Il 20 aprile di vent’anni fa: due adolescenti, tre armi da fuoco e decine di bombe artigianali. Un massacro premeditato, efferato, trasmesso sulla televisione nazionale, che ha sconvolto una nazione

Mancano diciassette giorni al diploma, è una mattina di primavera nella periferia di Littleton, in Colorado. Due studenti della Columbine High School, Eric Harris and Dylan Klebold, marinano la loro prima lezione del giorno, un corso di bowling.

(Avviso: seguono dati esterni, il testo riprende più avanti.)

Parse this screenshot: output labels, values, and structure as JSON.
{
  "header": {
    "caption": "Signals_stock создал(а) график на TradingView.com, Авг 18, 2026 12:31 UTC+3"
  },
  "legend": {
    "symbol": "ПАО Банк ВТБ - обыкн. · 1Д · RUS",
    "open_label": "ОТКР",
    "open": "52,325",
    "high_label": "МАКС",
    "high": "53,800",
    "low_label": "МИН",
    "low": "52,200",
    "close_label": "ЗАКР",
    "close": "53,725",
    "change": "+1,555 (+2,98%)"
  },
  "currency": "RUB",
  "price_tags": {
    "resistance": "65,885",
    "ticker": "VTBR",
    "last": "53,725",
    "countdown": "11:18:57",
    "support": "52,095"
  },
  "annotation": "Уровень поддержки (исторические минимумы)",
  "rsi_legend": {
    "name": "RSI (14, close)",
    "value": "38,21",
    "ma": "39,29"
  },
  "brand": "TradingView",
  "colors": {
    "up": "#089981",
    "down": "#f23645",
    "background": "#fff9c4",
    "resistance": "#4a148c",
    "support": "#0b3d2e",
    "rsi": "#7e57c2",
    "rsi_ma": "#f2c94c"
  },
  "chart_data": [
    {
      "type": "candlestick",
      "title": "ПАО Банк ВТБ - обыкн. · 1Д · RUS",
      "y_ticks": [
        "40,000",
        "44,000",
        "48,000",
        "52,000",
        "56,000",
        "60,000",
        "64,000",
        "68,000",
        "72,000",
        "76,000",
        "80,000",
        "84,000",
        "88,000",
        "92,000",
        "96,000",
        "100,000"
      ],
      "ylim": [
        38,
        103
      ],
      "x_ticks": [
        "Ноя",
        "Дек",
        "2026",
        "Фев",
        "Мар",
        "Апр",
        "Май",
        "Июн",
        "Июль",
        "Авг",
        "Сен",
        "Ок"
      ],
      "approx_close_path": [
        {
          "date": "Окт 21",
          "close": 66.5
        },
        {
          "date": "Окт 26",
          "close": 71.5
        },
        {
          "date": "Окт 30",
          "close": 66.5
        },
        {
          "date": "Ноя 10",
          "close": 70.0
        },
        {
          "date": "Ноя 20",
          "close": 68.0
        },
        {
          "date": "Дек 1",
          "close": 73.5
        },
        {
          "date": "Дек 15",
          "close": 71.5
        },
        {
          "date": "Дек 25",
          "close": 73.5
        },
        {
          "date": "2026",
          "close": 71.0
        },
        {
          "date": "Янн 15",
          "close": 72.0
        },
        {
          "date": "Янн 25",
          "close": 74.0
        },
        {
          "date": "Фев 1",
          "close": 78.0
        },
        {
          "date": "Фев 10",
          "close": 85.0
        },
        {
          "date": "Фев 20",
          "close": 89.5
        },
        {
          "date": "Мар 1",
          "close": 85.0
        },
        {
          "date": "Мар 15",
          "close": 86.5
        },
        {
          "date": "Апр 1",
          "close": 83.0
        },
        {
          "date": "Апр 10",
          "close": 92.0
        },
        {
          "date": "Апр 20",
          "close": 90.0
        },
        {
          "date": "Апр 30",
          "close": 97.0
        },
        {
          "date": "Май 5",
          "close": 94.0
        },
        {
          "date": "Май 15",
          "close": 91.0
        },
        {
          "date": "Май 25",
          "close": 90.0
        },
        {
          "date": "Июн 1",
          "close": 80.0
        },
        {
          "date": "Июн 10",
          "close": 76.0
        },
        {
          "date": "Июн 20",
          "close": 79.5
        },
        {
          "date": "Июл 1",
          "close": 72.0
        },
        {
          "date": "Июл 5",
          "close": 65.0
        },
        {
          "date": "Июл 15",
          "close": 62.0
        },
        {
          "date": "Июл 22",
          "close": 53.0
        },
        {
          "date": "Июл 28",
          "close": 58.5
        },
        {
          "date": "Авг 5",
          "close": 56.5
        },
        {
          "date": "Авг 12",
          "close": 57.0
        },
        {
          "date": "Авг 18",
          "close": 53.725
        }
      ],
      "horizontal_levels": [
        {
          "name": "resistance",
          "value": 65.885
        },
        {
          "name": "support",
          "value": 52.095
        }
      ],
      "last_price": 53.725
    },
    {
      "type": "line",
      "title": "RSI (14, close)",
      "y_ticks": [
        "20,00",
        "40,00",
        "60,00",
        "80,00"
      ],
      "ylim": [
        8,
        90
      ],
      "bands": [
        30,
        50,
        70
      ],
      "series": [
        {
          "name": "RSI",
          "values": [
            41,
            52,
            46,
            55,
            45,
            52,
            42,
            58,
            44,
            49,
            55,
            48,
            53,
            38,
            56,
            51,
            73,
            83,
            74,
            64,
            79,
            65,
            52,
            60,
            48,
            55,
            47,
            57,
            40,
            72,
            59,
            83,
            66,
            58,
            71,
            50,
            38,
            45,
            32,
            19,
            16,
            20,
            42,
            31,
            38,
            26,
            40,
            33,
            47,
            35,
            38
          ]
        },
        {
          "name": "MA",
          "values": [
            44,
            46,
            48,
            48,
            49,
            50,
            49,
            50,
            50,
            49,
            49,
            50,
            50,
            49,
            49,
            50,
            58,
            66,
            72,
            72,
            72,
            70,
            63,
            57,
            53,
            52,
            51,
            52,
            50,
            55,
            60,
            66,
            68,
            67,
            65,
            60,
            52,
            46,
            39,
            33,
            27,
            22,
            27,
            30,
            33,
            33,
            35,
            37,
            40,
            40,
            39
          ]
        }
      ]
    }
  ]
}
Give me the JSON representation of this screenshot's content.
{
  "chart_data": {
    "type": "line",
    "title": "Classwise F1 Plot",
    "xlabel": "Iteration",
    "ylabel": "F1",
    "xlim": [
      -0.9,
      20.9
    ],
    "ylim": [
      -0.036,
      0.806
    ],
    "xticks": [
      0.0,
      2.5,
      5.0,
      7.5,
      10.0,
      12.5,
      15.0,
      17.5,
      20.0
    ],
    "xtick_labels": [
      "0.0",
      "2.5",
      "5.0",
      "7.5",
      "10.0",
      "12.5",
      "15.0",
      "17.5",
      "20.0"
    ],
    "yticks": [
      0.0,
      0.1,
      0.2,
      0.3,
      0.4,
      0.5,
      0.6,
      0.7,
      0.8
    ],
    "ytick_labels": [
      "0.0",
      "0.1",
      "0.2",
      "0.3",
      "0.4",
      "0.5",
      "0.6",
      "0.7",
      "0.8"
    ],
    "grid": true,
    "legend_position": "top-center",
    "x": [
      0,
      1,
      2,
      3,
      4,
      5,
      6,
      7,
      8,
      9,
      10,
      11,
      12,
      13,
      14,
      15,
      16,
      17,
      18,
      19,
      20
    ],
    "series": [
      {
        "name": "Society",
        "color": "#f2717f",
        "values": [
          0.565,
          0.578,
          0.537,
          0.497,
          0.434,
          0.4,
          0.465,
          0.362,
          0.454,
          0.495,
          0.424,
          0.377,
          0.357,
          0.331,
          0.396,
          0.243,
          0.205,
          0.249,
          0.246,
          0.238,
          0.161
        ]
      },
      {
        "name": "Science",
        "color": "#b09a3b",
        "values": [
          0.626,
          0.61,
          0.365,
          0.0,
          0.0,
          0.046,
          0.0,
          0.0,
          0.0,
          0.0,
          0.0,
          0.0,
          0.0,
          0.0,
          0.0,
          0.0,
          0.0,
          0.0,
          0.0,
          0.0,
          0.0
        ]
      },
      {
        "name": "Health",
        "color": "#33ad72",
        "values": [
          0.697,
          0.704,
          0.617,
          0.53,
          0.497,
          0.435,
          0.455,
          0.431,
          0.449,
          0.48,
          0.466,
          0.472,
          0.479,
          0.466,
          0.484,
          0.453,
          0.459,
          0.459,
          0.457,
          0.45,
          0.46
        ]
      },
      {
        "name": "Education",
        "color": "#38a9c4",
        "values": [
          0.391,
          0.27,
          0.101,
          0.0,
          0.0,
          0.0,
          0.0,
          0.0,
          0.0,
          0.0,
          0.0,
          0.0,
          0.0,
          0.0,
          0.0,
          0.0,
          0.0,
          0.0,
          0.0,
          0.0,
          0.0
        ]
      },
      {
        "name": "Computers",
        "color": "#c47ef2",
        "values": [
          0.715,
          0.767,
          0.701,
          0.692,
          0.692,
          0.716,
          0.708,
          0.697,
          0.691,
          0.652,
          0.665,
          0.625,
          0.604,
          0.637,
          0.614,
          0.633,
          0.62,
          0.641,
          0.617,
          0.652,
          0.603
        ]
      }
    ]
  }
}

Harris non si presenta nemmeno alla lezione della terza ora, filosofia, e il suo compagno Brooks, quando lo incrocia, lo rimprovera per aver saltato il test, previsto per quel giorno. Harris gli risponde: «Non importa più», e aggiunge: «Tu mi piaci Brooks, vai a casa, vai via da qui». Da quel momento tutto accade molto rapidamente:

  • Alle 11.14 Harris e Klebold, indossando impermeabili neri e occhiali scuri, introducono nella mensa della scuola due borse da ginnastica contenenti bombe da 9 chili ciascuna. Secondo gli appunti di Harris, le bombe avrebbero dovuto esplodere un quarto d’ora più tardi, distruggendo la scuola. Harris e Kebold avrebbero poi sparato ai sopravvissuti. Per un difetto tecnico, le bombe non sono però mai esplose.
  • Alle 11.19 la polizia di Littleton viene allertata: c’è stata un’esplosione in un campo a tre miglia dalla scuola. I due avevano messo a punto due piccole bombe artigianali, abbastanza per distogliere l’attenzione della polizia locale dalla scuola superiore.
  • Di ritorno a scuola, i due si rendono conto che le due bombe non sono esplose ma, stanchi di aspettare, decidono di entrare nella scuola. Trasportano uno zaino e una sacca da ginnastica contenti due fucili a canne mozze, una semiautomatica e una 9mm. Salgono su una collinetta vicino all’entrata occidentale della scuola, il punto più alto del complesso scolastico, estraggono i fucili dalle borse e iniziano a sparare.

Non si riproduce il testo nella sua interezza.